I’d like to give a small hint to job seekers and, for that matter, anyone out there who is selling their services: When you meet a potential recruiter, hiring manager or client for the first time, don’t talk about how much money you want until they actually show an interest in engaging with you.
You have to get to first, second and third bases before you can get any further. Otherwise the chances of you getting a metaphorical slap and a red face are pretty high.
If a candidate walks into a first interview with me and insists on immediately finding out full details of the potential offer, the package and any stock options that there might be, for me, it is an immediate red flag.
They are not interested in whether they are a fit for the role; they are not interested in the company culture or their future plans. They are not even interested in being in the room with me exploring things. If the figure I say is enough for them, they will carry on, if it is not, they will switch off.
Thankfully these types of people are in the minority.
Believe it or not, a significant number of the people I have placed over the past few years have moved for similar and on occasion’s smaller compensation structures. The trading technology and information security markets are developing at a rapid pace and people are far more interested in the challenges of the role rather than how much will appear in their bank account every month.
I understand that money becomes more important as you move down to middle management roles, but it still should not be the key motivator. Companies want you to be bought into them and not their salary. If money is so important to you, there is always a risk that you might want to jump ship for a bigger paycheck. They will sense that – be careful how you handle the negotiations.
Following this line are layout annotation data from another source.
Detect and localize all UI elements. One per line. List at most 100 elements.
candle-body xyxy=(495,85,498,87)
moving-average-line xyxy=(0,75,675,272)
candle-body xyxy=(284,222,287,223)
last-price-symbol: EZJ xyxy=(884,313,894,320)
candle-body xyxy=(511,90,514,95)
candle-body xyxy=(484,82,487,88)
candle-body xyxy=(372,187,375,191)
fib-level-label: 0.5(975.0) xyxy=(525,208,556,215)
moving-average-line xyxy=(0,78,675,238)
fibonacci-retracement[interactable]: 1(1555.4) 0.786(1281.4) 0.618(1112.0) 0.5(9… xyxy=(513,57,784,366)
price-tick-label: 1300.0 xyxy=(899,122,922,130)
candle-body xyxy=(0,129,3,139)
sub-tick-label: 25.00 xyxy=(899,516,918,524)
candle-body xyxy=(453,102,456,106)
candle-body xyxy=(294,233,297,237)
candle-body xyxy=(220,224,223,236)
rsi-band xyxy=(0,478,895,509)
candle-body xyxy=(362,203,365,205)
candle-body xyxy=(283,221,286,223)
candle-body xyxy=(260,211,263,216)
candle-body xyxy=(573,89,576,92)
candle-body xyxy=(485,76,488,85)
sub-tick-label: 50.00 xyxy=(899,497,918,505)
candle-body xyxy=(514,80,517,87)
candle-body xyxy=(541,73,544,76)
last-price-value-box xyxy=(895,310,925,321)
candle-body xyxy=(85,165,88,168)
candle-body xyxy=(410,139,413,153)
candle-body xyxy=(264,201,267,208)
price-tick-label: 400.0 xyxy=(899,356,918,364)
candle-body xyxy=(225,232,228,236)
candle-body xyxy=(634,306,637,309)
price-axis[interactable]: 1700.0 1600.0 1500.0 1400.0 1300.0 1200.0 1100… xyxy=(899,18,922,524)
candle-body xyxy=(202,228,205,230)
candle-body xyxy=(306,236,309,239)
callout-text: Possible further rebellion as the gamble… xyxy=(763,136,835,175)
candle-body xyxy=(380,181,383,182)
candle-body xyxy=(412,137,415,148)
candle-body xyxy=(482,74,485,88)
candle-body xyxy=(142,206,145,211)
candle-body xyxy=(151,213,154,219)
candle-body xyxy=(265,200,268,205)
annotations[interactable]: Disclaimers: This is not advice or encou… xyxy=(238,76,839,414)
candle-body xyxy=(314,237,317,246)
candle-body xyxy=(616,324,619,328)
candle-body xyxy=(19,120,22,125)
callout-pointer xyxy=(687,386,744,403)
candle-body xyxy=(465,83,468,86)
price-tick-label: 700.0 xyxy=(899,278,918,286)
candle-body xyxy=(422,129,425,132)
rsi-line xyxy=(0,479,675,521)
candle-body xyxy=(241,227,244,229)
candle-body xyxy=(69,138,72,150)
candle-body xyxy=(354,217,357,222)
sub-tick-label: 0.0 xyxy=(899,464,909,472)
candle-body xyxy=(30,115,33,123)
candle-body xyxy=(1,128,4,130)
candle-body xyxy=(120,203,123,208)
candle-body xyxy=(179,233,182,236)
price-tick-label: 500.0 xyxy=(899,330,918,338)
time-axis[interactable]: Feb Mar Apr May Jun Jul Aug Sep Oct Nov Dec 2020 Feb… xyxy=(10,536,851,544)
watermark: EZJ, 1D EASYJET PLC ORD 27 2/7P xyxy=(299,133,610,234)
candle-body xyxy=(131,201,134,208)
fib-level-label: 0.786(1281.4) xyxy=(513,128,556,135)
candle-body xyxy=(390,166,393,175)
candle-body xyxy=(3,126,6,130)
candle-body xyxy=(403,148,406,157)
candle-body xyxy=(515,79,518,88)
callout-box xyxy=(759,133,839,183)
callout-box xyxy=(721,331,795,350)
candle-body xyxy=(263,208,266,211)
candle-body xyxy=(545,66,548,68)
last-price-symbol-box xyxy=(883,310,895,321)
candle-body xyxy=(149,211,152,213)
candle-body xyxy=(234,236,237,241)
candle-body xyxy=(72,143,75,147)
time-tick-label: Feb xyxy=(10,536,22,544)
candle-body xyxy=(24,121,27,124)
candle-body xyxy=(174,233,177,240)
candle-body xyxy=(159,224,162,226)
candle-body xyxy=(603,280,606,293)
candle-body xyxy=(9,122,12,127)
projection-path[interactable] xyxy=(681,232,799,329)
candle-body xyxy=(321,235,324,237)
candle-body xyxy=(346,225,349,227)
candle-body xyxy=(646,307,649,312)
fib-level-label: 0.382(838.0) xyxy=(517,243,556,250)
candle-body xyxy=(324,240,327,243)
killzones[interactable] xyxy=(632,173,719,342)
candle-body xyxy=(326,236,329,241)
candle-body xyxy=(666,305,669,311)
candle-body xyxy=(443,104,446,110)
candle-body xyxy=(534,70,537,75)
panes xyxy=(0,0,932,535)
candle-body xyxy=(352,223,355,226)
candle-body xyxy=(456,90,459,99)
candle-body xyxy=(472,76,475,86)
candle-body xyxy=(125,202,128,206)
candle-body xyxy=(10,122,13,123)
There is never a definitive answer to the money question in any case.
You might be a great hire for the company, you might have the perfect skillset and the market conditions may make you indispensable. Firstly, they need to understand that, then they will be more flexible than you think when it comes to any discussion about money.
If you are safe in the knowledge that you can do the job for the hiring company, if you are able to communicate your added value, and if you feel that you are a good fit for each other, the money discussion should actually be easy.
You will come to an agreement that is mutually satisfactory. You both want it, and you won’t leave the room until you have agreed something. Let them get to know you first.
It is so much easier to refuse a stranger.